Raí está acabado. Nem ele esperava ser tratado desta forma pela torcida do time que ajudou a ser gigante. A Libertadores tem a valorização que damos a ela muito por causa do São Paulo de Raí. Talvez o ex-jogador não estivesse pronto para assumir tamanha responsabilidade, embora tenha se preparado há anos aqui dentro e fora do País. O próprio São Paulo o encaminhou em cursos no exterior, a fim de se preparar para a nova função. E ele só aceitou quando se achou pronto.

A torcida tem sua razão de cobrar o clube pelo seu momento ruim. As decisões foram tomadas de forma equivocada e muitas delas no calor do momento, o que não se deve fazer. Ocorre que Raí não pode ser o único culpado pelo fracasso do time. Há muitos mais. E até onde sabemos, ele quis segurar Aguirre e Jardine. Ou seja, jamais pensou em trocar tanto de técnico. Ele se decepcionou com Jardine, mas não queria sua saída. Leco sonhava com Cuca.

Raí tem a prerrogativa de responder aos torcedores. “Estou fora. Encontrem outro.” Vale dizer que isso explica o fato de alguns ex-atletas nunca se envolverem com seus clubes, como Zico, no Flamengo, ou Casagrande, no Corinthians. Paulo Roberto Falcão foi espinafrado pela torcida do Inter em sua última passagem como treinador. Paulo Roberto Falcão.

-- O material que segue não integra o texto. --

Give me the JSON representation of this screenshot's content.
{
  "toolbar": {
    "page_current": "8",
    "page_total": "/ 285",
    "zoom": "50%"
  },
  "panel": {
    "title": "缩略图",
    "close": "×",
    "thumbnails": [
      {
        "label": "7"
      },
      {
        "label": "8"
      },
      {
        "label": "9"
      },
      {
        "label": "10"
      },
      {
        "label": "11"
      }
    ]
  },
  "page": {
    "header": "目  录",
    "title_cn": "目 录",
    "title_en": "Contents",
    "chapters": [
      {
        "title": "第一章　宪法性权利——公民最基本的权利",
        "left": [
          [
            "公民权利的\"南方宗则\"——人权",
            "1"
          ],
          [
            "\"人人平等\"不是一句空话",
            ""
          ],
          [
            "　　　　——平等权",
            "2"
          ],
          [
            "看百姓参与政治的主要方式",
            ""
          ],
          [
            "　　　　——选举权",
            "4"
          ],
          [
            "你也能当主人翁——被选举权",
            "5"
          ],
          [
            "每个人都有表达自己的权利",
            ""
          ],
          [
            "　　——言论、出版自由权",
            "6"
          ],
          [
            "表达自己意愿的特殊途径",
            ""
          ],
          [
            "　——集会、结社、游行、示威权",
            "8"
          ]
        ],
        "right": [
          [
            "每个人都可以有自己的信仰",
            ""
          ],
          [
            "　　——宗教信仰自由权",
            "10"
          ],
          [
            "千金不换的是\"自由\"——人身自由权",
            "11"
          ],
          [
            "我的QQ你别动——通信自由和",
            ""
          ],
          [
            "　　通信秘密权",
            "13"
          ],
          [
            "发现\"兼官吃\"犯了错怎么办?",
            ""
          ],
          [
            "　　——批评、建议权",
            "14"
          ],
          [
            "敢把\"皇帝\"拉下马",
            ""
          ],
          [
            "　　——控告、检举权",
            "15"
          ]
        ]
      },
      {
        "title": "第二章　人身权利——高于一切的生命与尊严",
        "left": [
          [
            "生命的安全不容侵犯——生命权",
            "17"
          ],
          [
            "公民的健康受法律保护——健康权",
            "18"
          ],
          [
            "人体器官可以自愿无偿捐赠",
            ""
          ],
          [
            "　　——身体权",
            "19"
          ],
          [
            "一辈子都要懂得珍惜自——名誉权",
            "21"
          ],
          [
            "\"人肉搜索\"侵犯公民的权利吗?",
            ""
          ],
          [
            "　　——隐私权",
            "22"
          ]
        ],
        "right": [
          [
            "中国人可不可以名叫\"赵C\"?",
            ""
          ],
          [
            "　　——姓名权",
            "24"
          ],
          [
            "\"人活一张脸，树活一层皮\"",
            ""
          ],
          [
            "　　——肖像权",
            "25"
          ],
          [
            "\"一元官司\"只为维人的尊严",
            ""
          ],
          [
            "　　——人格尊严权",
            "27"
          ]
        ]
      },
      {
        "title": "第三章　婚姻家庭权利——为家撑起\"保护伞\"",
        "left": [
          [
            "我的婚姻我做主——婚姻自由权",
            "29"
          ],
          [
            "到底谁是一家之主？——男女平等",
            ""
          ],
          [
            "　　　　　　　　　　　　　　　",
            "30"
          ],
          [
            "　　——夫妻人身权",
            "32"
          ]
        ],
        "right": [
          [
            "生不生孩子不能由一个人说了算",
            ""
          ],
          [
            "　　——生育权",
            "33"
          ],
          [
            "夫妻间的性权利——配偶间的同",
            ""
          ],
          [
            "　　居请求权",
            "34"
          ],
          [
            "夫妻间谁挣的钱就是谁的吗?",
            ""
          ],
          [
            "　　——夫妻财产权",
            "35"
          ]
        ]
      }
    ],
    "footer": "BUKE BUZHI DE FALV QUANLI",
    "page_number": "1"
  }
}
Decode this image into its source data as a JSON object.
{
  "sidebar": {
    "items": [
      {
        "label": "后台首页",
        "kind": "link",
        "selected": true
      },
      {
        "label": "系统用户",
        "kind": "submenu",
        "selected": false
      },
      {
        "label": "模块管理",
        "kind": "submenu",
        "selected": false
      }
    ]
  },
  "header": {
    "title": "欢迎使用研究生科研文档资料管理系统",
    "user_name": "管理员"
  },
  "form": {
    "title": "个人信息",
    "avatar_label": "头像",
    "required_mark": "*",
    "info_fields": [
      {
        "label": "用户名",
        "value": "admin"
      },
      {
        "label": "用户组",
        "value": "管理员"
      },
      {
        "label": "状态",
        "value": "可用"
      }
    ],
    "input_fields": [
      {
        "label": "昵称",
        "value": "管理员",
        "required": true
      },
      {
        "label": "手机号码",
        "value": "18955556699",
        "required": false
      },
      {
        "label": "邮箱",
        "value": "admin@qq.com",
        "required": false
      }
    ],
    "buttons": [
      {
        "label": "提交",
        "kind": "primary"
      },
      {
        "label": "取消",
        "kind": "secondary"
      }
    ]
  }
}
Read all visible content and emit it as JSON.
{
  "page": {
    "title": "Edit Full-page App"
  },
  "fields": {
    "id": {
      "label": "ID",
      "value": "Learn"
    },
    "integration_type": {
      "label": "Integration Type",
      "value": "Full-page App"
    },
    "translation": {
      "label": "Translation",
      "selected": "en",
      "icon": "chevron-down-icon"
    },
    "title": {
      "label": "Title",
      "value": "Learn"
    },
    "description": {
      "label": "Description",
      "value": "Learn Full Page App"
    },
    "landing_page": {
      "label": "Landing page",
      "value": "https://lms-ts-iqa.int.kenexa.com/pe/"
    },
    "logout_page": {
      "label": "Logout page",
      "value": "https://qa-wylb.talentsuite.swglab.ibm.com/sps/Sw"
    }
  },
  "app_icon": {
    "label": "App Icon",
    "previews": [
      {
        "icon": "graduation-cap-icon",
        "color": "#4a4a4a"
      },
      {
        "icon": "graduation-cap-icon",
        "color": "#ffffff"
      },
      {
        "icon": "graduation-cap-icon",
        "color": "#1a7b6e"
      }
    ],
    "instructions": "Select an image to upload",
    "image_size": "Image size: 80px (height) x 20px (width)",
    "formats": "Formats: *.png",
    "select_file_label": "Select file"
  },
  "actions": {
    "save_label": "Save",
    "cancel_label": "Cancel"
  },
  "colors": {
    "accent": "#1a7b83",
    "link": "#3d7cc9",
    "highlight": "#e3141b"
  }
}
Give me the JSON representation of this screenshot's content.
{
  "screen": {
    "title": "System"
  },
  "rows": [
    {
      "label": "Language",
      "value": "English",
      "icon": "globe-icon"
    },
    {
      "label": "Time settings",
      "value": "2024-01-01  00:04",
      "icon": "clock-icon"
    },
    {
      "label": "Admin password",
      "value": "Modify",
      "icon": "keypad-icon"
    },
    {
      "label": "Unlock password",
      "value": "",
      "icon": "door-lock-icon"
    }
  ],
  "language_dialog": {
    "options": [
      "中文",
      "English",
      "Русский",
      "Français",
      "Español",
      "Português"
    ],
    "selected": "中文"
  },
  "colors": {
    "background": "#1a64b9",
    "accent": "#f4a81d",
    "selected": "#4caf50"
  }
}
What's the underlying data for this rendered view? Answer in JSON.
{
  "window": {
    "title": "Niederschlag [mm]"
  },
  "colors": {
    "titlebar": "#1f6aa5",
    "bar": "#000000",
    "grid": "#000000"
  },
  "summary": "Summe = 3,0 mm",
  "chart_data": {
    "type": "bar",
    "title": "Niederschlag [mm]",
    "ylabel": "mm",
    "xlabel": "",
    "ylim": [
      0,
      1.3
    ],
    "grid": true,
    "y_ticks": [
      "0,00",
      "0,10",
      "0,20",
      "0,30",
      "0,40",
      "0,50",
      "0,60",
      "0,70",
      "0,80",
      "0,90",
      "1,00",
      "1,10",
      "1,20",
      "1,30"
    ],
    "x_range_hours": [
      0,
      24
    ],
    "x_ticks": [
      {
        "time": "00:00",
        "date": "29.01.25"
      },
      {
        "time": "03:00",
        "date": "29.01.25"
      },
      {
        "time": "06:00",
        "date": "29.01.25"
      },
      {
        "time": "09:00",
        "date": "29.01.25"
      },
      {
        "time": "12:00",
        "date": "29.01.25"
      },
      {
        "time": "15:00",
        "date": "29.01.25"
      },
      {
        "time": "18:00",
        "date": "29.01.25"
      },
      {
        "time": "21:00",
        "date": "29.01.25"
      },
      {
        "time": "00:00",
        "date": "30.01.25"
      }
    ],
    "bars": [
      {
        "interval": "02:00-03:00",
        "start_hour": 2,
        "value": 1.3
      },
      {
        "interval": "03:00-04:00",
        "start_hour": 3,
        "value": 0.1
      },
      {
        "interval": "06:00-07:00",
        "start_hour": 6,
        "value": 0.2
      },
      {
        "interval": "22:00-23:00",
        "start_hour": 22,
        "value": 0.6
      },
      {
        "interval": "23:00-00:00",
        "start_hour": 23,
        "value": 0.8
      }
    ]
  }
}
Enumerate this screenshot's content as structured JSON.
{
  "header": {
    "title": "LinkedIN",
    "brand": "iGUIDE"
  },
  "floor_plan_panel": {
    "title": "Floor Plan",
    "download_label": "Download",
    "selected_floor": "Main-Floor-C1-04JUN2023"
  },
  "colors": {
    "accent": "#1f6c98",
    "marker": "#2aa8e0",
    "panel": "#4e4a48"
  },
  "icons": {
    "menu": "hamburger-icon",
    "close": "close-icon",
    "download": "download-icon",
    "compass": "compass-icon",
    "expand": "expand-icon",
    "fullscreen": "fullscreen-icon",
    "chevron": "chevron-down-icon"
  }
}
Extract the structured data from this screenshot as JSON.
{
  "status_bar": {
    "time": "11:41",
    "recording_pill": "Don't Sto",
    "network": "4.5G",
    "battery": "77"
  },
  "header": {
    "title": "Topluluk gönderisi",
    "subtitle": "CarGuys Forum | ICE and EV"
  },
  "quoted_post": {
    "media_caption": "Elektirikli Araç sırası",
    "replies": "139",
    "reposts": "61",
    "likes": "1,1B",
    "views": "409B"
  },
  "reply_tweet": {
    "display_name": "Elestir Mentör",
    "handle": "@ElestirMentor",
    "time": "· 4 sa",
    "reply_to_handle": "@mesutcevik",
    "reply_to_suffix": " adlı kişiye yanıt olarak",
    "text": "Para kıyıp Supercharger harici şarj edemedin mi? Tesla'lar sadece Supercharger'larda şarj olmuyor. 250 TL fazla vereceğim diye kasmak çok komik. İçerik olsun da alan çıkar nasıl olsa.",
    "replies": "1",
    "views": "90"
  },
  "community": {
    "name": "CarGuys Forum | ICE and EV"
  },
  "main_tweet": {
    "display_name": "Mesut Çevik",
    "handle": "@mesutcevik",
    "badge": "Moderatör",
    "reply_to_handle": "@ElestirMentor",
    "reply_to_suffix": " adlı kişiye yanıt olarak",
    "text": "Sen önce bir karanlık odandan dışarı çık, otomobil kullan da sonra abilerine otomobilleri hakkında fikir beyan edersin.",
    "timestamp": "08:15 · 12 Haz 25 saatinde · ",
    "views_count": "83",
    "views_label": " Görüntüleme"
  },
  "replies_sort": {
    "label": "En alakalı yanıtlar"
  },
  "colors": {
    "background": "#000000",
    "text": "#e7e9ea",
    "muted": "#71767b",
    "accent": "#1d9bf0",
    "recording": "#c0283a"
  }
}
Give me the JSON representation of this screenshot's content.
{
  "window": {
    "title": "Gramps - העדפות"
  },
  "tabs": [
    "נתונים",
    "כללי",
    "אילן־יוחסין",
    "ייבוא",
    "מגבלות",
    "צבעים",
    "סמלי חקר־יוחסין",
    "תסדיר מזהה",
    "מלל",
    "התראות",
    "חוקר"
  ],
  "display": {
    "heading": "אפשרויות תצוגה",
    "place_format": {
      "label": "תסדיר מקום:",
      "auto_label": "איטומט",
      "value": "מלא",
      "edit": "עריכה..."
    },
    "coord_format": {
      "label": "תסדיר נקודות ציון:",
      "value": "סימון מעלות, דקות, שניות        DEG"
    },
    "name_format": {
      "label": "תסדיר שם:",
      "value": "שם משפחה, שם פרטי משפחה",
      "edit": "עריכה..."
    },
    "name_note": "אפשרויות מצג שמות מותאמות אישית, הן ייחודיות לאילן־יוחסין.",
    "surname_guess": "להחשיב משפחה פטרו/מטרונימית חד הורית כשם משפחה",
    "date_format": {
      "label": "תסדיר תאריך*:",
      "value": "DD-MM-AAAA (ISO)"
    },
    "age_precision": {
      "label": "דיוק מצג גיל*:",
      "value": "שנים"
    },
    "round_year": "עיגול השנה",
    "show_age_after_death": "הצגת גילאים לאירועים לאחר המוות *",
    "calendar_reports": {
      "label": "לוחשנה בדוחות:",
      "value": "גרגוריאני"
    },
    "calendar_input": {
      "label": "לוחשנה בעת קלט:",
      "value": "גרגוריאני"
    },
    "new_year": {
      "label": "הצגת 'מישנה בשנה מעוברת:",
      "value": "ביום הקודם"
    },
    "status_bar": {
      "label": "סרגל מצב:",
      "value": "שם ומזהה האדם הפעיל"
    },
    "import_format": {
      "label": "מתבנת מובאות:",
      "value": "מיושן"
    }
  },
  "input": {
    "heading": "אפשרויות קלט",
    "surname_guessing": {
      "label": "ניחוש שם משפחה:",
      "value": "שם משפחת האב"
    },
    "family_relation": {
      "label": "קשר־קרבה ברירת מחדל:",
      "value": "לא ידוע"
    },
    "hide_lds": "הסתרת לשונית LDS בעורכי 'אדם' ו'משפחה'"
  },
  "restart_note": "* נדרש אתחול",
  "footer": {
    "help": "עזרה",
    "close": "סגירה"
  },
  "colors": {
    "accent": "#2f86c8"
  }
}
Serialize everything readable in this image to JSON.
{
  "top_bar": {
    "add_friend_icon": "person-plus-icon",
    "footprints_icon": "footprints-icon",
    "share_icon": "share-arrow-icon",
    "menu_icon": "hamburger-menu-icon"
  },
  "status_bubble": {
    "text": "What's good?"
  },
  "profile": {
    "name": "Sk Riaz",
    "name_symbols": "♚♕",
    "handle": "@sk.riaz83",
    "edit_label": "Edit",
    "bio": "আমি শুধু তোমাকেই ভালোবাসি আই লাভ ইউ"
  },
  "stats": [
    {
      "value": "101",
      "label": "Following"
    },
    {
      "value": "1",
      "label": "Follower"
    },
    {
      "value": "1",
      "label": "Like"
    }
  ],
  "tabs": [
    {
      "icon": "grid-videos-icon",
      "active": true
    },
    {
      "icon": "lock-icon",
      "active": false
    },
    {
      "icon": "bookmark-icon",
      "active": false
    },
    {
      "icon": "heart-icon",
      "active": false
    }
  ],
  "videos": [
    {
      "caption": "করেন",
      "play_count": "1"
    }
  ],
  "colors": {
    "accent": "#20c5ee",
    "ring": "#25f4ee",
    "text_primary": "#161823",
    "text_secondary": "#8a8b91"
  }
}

Raí está com o presidente Leco e, nesse momento, a parceria não será desfeita. Leco não vai concorrer às próximas eleições no clube. Então, ele tem prazo para fazer uma gestão sem se preocupar com reeleição. Precisa tomar as decisões certas, não entrar nas provocações, tampouco abusar de voos de alegria ou coisas parecidas, focar em três metas ou pouco mais que isso e tocar o futebol do São Paulo com mãos mais firmes. Raí sabe como funciona um time competitivo. Precisa beber da água que viu correr quando era camisa 10, ao lado de Telê Santana. É preciso descomplicar. É preciso também tomar decisões duras em prol do elenco, do trabalho e de uma ideia de conduta, mesmo que para isso tenha de abrir mão de jogadores.